When working with decision services, it’s often hard to understand the rationale behind the output for a given prediction. A noteworthy example is the one related to having a decision service for loan approval denying the loan request to a given user. The user would surely like to know the rationale behind such a denial.
Within TrustyAI initiative we developed an optimized implementation of the LIME (aka Local Interpretable Model agnostic explanations) that is well suited for the decision-service scenario (see our preprint). LIME is a widely known algorithm for detecting which input features were mostly responsible for the output of classifiers/regressors/etc.
One key aspect in LIME is to meaningfully perturb the original input features in order to generate close yet reasonable copies of the input data to pass to the AI model/decision service. Such perturbed copies are used to build a surrogate (linear) model which will lead to the generation of the final feature scores.
One of the difficulties of extending the original LIME implementation to the decision service scenario has been to deal with missing training data. In fact, LIME leverages training data that has been used to train a classifier (for instance) in order to decide how to perturb the numerical features. In particular it uses training data points to decide which reasonable value a perturbed numerical feature might have.
Let’s imagine to have the loan approval request having a bunch of features, one of them is the number of people in the family of the person making the loan request. Of course valid numbers for such a value would be 1, 2, 3, 4, etc., not -1 nor 0.123 or 10000.
In a common machine learning scenario by passing through existing values of such a feature within the training set, it would be clear that good values would be integers bigger than 1, and rarely bigger than 20. However in the decision service scenario we cannot make any such assumption, as the decision service could be anything (a proper black-box) from a rule based engine to a neural network. Additionally the training data, even if originally available, might not be available at the time when the explanation is requested.
In order to address this concern the TrustyAI implementation of LIME has originally started with a simple solution: to generate new values for a given numerical feature, sample values from a standard normal distribution centered around the original feature value. For example, if the original feature value were 3 (in red), we could sample points below the bell curve in the following graph:
Here the sampled values (in white) would have values of 2.7, 3.2 and 3.3. The problem with these samples is that they are not meaningful for "numbers of people in the family", there are either 2 or 3, not 2.7 persons.
While training data might not be available, decision services are often used over time on a number of different inputs. We could use those past predictions and a technique from statistics called bootstrap to calculate more accurate parameters for the Gaussian distribution. With bootstrap you sample (with replacement) many times to obtain statistical measures like mean, standard deviation over bootstrapped samples that can be used to generate a better suited normal distribution.
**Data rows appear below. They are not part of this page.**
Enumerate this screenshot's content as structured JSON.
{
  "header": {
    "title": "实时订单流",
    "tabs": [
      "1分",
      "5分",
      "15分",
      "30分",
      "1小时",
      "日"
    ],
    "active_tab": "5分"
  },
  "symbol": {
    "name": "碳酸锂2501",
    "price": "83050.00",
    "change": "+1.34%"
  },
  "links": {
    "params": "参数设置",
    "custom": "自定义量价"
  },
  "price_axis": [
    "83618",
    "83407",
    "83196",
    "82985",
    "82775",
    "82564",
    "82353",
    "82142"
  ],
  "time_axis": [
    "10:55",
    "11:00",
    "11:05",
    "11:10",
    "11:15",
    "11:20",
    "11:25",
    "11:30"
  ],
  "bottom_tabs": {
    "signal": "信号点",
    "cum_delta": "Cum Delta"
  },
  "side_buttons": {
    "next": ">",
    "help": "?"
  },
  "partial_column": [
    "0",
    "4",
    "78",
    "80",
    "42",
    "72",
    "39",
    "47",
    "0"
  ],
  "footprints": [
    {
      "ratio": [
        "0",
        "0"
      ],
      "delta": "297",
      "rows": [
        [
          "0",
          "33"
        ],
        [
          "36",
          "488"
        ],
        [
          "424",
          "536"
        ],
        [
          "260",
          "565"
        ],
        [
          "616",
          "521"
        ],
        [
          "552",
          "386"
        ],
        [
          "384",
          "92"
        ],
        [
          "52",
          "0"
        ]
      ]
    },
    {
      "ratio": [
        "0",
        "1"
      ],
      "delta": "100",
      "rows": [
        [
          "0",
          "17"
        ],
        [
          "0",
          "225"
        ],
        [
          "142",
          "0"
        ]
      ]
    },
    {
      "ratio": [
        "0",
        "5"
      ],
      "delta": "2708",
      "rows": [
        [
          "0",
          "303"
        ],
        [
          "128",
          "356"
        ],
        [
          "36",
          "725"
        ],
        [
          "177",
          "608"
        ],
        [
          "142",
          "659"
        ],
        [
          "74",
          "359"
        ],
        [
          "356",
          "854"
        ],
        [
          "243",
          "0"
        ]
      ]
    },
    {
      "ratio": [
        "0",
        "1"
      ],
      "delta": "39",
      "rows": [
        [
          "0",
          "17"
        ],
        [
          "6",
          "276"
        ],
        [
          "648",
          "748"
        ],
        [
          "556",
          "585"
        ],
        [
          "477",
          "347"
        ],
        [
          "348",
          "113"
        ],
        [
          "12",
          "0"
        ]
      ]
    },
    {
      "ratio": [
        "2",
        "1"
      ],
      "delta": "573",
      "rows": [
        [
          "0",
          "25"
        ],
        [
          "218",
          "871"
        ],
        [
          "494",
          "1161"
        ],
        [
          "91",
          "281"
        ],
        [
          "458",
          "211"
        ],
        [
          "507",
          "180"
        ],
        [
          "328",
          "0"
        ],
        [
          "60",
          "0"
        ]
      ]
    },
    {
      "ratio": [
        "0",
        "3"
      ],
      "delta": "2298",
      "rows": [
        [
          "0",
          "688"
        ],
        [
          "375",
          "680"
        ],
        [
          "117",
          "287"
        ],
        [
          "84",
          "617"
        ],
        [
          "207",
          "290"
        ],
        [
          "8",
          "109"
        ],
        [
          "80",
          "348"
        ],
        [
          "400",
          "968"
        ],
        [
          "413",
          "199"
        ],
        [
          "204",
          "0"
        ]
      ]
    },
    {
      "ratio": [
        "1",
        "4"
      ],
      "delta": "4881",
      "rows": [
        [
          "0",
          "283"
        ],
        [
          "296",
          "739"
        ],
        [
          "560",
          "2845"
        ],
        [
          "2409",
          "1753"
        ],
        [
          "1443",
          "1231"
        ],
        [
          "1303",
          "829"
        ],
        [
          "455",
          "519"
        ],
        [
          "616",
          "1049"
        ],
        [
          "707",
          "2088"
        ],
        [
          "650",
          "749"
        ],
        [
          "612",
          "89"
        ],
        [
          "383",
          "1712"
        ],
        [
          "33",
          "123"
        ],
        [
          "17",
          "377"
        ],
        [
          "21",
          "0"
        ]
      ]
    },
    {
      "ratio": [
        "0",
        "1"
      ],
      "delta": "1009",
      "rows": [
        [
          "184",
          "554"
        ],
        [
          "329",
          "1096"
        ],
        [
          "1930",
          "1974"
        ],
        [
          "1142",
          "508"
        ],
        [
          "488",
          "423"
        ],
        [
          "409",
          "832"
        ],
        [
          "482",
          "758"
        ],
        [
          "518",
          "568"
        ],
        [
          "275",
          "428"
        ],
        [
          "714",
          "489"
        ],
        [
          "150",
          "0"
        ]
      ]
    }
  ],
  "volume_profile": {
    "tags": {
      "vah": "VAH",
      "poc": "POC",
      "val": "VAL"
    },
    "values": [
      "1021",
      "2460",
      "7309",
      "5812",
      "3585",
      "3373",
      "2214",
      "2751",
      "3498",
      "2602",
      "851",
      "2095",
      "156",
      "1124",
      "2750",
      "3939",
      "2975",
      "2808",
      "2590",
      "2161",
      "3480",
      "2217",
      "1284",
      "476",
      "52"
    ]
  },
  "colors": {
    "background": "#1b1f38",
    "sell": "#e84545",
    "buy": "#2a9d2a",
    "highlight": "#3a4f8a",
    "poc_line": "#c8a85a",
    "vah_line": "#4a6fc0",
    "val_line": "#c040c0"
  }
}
This way we obtain more samples, some of them might be meaningful (red ones), some of them might not. This partially solves the problem since many (white) points are still hardly likely in reality.
In order to filter out the bad points, we observe that the decision service is more confident when it make predictions with "likely" inputs. So, given the samples generated with bootstrap, we calculate the confidence of the decision service (regardless of the actual decision output). The confidence defines how much "confident" is the service in the output decision. So we plot the confidence of inputs having each of the generated data points.
We can pick an area in the plot where confidence is above high (e.g. above the mean confidence value), and only pick those samples whose confidence fall in that area.
This leads to less but more likely points, which in turn will generate more pertinent perturbations and therefore better explanations for the decision service at hand.
In our example the final list of generated samples still contains a couple of unlikely points (3.9, 4.1) while the other points are likely values for our "number of persons in the family" feature (0, 1, 3, 5, 6).
If you’re curious about the technical details of the implementation you can check the related PR within the kogito-apps repository.